Go read Brad Brisco's post: Lesslie Newbigin and the GOCN if you want to get at a more nuanced understanding of the divisions within the missional conversation at a scholarly level.
Brisco excerpts a few paragraphs from Trinity Western University professor Michael W. Goheen 500 page dissertation on Newbigin:
“As the Father Has Sent Me, I Am Sending You”: J.E. Lesslie Newbigin’s Missionary Ecclesiology.
Goheen points out differences between the work of Darrell Guder and The Gospel and Our Culture Network who produced the famous book The Missional Church and the work of Lesslie Newbigin who was a big influence on them.
In the comments, D.Min. student at Fuller Josh Rowley and I both remark that the work of Guder bears striking similarities to Stanley Hauerwas here at Duke (who I am taking a class with starting January 7 "HAPPINESS, THE LIFE OF VIRTUE, AND FRIENDSHIP"), and John Howard Yoder. And that they all diverge in some ways from Newbigin.

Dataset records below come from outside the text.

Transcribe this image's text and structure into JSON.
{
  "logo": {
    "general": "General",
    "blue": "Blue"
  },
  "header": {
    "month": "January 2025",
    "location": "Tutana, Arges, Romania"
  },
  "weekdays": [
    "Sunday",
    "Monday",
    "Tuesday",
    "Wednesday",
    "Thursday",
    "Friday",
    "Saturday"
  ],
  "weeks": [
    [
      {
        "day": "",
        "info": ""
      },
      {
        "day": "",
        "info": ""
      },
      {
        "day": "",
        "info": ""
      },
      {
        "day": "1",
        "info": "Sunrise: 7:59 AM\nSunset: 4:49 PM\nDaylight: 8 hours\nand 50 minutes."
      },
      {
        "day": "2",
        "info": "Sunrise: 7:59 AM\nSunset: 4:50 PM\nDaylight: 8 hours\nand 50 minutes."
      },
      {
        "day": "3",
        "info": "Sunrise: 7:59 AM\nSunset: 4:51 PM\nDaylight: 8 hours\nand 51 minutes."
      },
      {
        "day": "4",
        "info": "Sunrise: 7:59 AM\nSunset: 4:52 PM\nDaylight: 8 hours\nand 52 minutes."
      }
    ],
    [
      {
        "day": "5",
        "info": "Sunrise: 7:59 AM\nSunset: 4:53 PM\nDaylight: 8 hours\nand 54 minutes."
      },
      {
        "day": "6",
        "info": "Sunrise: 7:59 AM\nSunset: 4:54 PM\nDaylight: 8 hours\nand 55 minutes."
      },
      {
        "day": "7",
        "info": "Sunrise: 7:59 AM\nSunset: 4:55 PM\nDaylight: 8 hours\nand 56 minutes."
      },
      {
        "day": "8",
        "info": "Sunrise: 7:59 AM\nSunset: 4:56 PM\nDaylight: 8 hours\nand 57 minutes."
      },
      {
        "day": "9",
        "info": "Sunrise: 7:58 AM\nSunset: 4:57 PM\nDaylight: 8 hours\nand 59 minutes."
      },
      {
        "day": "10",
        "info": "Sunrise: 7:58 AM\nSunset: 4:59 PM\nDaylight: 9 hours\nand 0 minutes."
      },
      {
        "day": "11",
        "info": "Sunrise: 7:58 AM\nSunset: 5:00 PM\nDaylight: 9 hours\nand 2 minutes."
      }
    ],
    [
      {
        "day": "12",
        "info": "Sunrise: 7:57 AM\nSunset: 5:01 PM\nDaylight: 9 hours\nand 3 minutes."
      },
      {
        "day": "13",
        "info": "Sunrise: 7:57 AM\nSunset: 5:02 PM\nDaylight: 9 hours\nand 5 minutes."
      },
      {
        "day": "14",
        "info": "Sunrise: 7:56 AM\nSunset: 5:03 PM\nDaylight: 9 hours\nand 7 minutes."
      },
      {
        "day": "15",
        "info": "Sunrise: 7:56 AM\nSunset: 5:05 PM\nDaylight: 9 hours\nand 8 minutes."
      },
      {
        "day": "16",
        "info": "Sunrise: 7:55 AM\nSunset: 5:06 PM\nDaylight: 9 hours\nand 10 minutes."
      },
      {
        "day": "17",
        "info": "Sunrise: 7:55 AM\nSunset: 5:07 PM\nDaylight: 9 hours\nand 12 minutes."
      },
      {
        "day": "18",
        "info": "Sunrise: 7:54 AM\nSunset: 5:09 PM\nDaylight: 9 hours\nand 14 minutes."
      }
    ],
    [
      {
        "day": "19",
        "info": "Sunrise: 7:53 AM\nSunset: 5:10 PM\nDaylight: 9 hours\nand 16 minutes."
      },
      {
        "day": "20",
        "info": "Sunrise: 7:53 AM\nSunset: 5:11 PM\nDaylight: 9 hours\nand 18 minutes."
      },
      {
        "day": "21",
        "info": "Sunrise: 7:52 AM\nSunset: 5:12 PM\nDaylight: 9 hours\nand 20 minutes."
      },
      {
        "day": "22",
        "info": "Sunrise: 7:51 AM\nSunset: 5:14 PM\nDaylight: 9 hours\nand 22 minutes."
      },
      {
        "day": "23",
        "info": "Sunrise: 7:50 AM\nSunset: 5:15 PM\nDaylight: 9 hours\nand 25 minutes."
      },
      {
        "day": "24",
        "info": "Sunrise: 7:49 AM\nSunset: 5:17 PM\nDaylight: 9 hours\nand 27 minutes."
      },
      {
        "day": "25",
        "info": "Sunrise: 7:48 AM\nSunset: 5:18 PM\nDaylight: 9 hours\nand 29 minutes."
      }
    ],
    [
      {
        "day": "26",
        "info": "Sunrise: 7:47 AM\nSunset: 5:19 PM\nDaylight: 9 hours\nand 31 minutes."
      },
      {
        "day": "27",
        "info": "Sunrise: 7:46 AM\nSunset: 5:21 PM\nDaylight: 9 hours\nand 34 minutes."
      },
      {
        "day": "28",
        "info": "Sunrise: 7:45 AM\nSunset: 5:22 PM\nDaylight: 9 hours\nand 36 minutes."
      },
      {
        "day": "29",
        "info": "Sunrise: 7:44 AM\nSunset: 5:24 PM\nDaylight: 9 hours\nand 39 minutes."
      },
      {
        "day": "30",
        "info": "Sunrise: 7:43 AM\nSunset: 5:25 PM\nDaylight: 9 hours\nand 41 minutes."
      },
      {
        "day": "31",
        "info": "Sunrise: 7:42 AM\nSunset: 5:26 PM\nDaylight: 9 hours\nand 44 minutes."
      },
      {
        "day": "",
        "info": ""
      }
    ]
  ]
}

At Duke Divinity School, we like all of those folks and read them. I personally recommend them as well.
See also Laceye Warner (one of my advisors) and Paul Wesley Chilcote outstanding new set of schoarly readings on this topic:
The Study of Evangelism: Exploring a Missional Practice of the Church (Grand Rapids: Eerdmans, 2008). They include selections from both Newbigin and Hauerwas.
If you are interested in seeing what all the fuss is about–"what this really means on the ground"–you can look through some of the debate about the term "missional" which I have chronicled at this post.
Following Dan Kimball's Missional vs. Megachurch conversation If you think the megachurch is terrible, then you will probably be on the side of Guder, Hauerwas and Yoder. If you are not so sure it is that bad, you will appreciate Newbigin.